P. Čilinsko nuotr.
“National defence funding will remain vital in the years to come. Its size will depend on geopolitical challenges and threats and the country’s financial capacity,” Grybauskaitė told BNS through her spokeswoman Daiva Ulbinaitė.
“The National Security Strategy, which has been just adopted by the Seimas, provides for consistently increasing national defense funding to reach the minimum level of 2 percent of the gross domestic product in 2018 at the latest and for ensuring a further gradual increase in funding.
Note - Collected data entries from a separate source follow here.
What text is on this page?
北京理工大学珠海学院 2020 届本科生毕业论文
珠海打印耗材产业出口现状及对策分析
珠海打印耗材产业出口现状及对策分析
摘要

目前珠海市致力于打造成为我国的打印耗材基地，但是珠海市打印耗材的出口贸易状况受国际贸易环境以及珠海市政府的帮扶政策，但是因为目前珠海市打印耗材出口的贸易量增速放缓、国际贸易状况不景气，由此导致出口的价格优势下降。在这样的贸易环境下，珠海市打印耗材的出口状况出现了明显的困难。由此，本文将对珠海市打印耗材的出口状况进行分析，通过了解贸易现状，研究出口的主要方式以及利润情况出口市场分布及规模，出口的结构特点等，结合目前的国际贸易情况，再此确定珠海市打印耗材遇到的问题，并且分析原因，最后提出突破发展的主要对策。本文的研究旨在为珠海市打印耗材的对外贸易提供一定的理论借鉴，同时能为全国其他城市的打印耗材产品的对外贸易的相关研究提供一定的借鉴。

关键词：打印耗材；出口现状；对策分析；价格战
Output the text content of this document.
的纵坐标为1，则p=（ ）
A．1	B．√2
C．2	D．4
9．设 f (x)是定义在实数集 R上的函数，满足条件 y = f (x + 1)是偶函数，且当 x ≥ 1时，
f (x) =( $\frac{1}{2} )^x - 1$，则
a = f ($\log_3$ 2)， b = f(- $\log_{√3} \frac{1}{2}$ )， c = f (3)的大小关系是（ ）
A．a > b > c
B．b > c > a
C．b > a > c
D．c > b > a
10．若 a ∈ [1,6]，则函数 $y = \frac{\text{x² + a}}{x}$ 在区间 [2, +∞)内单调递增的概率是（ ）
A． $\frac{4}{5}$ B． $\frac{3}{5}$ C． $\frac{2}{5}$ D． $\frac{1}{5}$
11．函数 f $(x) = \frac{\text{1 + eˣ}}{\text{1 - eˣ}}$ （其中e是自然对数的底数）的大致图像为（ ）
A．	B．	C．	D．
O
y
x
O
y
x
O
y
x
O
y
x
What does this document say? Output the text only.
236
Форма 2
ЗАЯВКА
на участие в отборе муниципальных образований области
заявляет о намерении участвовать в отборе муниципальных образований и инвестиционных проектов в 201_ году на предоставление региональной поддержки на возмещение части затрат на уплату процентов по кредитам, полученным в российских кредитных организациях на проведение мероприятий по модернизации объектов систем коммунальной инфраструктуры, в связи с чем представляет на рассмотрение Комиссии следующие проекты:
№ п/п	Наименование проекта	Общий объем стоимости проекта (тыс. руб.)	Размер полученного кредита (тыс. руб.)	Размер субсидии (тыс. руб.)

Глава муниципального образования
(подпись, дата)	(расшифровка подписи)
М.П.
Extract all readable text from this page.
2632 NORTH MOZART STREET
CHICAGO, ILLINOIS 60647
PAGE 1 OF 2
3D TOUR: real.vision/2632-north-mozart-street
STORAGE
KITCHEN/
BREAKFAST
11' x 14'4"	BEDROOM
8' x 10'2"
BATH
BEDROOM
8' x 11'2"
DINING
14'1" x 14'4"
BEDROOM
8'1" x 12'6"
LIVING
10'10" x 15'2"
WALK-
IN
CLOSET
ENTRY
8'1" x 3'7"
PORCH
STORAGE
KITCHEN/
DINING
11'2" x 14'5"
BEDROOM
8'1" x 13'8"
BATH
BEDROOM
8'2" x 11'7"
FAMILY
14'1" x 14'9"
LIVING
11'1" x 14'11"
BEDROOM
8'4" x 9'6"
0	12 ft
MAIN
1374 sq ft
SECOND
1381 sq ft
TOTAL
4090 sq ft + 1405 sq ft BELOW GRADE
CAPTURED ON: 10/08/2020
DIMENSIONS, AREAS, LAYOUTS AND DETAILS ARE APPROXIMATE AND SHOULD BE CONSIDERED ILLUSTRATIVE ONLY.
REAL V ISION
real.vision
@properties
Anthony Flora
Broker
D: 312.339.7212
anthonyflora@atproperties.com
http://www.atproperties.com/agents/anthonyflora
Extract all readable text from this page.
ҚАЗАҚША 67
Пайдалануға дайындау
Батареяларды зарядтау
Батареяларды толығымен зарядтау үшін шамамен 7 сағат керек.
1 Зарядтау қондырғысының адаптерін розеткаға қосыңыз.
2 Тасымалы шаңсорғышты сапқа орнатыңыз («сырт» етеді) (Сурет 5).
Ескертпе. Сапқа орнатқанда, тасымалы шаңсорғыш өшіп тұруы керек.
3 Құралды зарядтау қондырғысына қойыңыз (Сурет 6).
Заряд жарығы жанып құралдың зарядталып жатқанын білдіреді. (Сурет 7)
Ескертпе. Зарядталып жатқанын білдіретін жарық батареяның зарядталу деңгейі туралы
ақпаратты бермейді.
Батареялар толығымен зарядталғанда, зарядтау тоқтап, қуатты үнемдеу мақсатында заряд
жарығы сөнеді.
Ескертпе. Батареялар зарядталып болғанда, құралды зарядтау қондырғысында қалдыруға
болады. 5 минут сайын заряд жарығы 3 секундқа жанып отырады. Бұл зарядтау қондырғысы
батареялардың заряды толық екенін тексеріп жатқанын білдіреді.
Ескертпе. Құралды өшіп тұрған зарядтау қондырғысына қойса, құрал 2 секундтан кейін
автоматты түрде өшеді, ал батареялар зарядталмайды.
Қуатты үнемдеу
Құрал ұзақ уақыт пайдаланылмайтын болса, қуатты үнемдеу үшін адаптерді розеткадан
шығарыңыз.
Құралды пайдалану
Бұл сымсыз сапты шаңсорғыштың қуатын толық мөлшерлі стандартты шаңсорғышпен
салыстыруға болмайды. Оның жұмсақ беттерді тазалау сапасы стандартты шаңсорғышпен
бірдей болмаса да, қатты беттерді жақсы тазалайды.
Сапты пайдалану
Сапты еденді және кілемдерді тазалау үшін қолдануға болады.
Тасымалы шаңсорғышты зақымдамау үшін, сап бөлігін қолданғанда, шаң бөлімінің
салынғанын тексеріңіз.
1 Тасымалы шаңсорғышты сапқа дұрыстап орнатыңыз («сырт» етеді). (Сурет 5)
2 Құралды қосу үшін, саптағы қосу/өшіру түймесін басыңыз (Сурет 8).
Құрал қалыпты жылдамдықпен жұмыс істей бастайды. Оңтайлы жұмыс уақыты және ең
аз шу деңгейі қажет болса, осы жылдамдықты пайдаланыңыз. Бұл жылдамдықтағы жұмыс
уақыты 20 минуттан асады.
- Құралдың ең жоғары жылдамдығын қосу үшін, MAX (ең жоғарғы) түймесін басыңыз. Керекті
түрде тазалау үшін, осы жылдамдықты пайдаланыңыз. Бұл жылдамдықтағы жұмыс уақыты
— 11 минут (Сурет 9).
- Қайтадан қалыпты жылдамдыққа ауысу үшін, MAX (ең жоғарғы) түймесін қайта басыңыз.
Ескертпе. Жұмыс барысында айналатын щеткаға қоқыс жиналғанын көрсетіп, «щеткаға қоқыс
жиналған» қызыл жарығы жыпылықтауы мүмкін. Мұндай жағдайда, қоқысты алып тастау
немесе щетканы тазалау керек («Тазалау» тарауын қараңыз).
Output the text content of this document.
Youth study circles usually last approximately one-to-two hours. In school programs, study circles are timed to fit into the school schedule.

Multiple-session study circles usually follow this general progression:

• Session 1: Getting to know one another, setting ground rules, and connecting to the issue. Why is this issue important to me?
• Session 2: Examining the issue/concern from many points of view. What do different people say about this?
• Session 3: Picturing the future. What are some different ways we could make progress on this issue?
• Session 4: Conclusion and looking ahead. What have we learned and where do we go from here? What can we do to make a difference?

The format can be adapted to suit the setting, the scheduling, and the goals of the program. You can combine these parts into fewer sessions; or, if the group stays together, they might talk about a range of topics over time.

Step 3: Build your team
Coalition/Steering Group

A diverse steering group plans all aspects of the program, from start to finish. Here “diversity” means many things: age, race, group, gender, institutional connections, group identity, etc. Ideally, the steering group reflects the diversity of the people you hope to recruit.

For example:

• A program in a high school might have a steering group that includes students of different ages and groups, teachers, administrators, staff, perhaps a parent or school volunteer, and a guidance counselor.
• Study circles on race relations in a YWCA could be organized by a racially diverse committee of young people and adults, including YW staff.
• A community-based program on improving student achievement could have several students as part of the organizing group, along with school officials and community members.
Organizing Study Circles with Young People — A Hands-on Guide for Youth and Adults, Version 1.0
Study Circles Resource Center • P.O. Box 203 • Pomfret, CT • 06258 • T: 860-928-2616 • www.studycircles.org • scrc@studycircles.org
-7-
Therefore, it is not appropriate to tie ourselves to concrete figures,” she added.
The parliament’s Committee on National Security and Defence decided on Tuesday that political parties should update their 2014 agreement on defense policies to set a 2.5 percent of GDP target for defense spending in 2020.
Prime Minister Saulius Skvernelis and Viktoras Pranckietis, the speaker of the Seimas, have said that they back the proposal.
Vytautas Bakas, the committee’s chairman, has said that Lithuania needs a bigger defence budget to ensure cyber security and prepare for universal military conscription.
In the 2014 agreement, political parties agreed to raise defence spending annually until it reaches 2 percent of GDP. The current government has pledged to achieve the 2 percent target in 2018.
This year’s defence spending is planned at 1.8 percent of GDP.